Department of Chemical Engineering, University of Washington, Seattle, WA, 98195, USA.
Adv Mater. 2017 Aug;29(31). doi: 10.1002/adma.201700617. Epub 2017 Jun 16.
Medical devices face nonspecific biofouling from proteins, cells, and microorganisms, which significantly contributes to complications and device failure. Imparting these devices with nonfouling capabilities remains a major challenge, particularly for those made from elastomeric polymers. Current strategies, including surface coating and copolymerization/physical blending, necessitate compromise among nonfouling properties, durability, and mechanical strength. Here, a new strategy is reported to achieve both high bulk mechanical strength and excellent surface nonfouling properties, which are typically contradictory, in one material. This is realized through a nonfouling polymeric elastomer based on zwitterionic polycarboxybetaine derivatives. By hiding both charged moieties of the zwitterionic compounds with hydrocarbon ester and tertiary amine groups, the bulk polymer itself is elastomeric and hydrophobic while its superhydrophilic surface properties are restored upon hydrolysis. This coating-free nonfouling elastomer is a highly promising biomaterial for biomedical and engineering applications.

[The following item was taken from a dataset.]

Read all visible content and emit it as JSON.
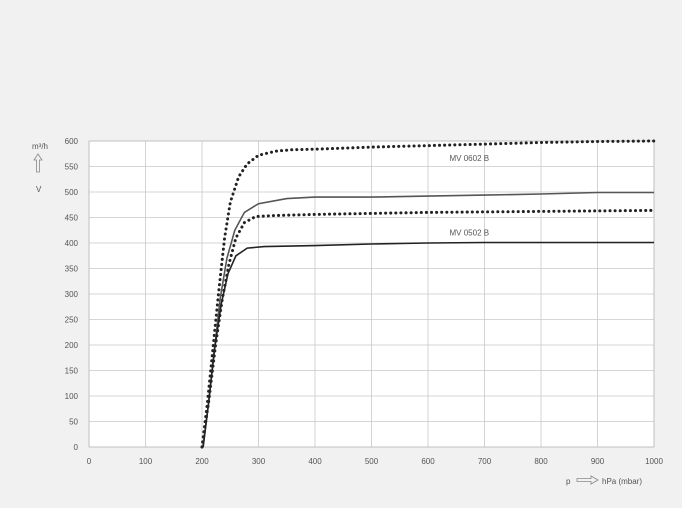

医疗器械会受到蛋白质、细胞和微生物等非特异性生物污垢的影响,这会显著导致并发症和器械故障。赋予这些器械抗生物污垢的能力仍然是一个主要挑战,特别是对于那些由弹性体聚合物制成的器械。目前的策略,包括表面涂层和共聚/物理共混,需要在抗生物污垢性能、耐久性和机械强度之间做出妥协。在这里,报道了一种新的策略,可以在一种材料中同时实现高的体力学强度和优异的表面抗生物污垢性能,这通常是相互矛盾的。这是通过基于两性离子聚羧基甜菜碱衍生物的抗生物污垢聚合物弹性体来实现的。通过用烃酯和叔胺基团隐藏两性离子化合物的带电部分,大块聚合物本身具有弹性体和疏水性,而其超亲水表面性质在水解后得以恢复。这种无涂层的抗生物污垢弹性体是一种很有前途的用于生物医学和工程应用的生物材料。